Slip Copy, 2017 WL 3228538
The same letter requested, in the alternative, permission to disturb the mounds for purposes of excavating the quarry. The Director referred Wingra Stone’s request to disturb the Ward Mounds to the Division of Hearings and Appeals, which held a contested case hearing on Wingra Stone’s petition to disturb the Ward Mounds. The petition to disturb case is before us on a separate appeal and cross-appeal in case Nos. 2015AP1632 and 2015AP1844, respectively. We decide that companion appeal this same day.
The Ho-Chunk Nation filed a separate response brief opposing Wingra Stone’s appeal of the Board’s decision denying Wingra Stone’s removal petition.
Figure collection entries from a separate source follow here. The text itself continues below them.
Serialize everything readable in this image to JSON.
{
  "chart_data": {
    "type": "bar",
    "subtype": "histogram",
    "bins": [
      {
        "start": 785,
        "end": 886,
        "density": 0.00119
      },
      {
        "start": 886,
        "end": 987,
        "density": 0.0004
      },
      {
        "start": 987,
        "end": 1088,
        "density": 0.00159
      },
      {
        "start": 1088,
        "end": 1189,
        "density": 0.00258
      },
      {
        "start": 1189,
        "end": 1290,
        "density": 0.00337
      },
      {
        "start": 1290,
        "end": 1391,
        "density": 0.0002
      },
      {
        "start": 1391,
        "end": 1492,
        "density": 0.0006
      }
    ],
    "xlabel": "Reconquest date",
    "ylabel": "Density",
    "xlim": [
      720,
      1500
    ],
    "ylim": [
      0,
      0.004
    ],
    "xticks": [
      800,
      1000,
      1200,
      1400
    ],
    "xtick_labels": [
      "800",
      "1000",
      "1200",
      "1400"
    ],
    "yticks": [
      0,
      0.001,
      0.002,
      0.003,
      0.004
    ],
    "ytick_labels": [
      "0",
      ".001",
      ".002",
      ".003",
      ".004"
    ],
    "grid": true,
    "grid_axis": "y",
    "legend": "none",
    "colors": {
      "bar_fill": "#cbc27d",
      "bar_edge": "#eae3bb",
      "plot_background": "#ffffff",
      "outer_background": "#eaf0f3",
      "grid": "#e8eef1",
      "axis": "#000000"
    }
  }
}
Because the Board’s brief raises essentially the same arguments as the Ho-Chunk Nation’s brief, we will address the Board’s arguments only, with the exception of the Ho-Chunk Nation’s request for reasonable attorney fees and costs on frivolous grounds.
Samuel Barrett and Ernest Hawkes, The Kratz Creek Mound Group: A Study in Wisconsin Indian Mounds, BULLETIN OF THE PUBLIC MUSEUM OF THE CITY OF MILWAUKEE , 3(1) (1919), Warren Wittry and E. G. Bruder, Salvage Operations at the Kolterman Mound Group, THE WISCONSIN ARCHAEOLOGIST 36(1), 3-12 (1955), and W. C. McKern, The Neale and McClaughry Mound Groups, BULLETIN OF THE PUBLIC MUSEUM OF THE CITY OF MILWAUKEE, 3(3) (1928).
R. A. BIRMINGHAM & L. E. EISENBERG, INDIAN MOUNDS OF WISCONSIN 5, 54 (2000).
The Ho-Chunk Nation, participating as an interested party under WIS. ADMIN. CODE § HS 2.03(6), requests an award of reasonable attorney fees and costs it incurred in defending this appeal on the ground that this appeal is frivolous, pursuant to WIS. STAT. § 809.25(3). However, the Ho-Chunk Nation failed to comply with that statute, which requires that a party file a motion with the court “no later” than the filing of that party’s appellate brief. WIS. STAT. § 809.25(3); see also Howell v. Denomie, 2005 WI 81, ¶19, 282 Wis. 2d 130, 698 N.W.2d 621. The Ho-Chunk Nation failed to file a motion. Instead, it solely makes its frivolous appeal argument in its appellate brief. We lack the authority to address the merits of the request and deny it on that basis.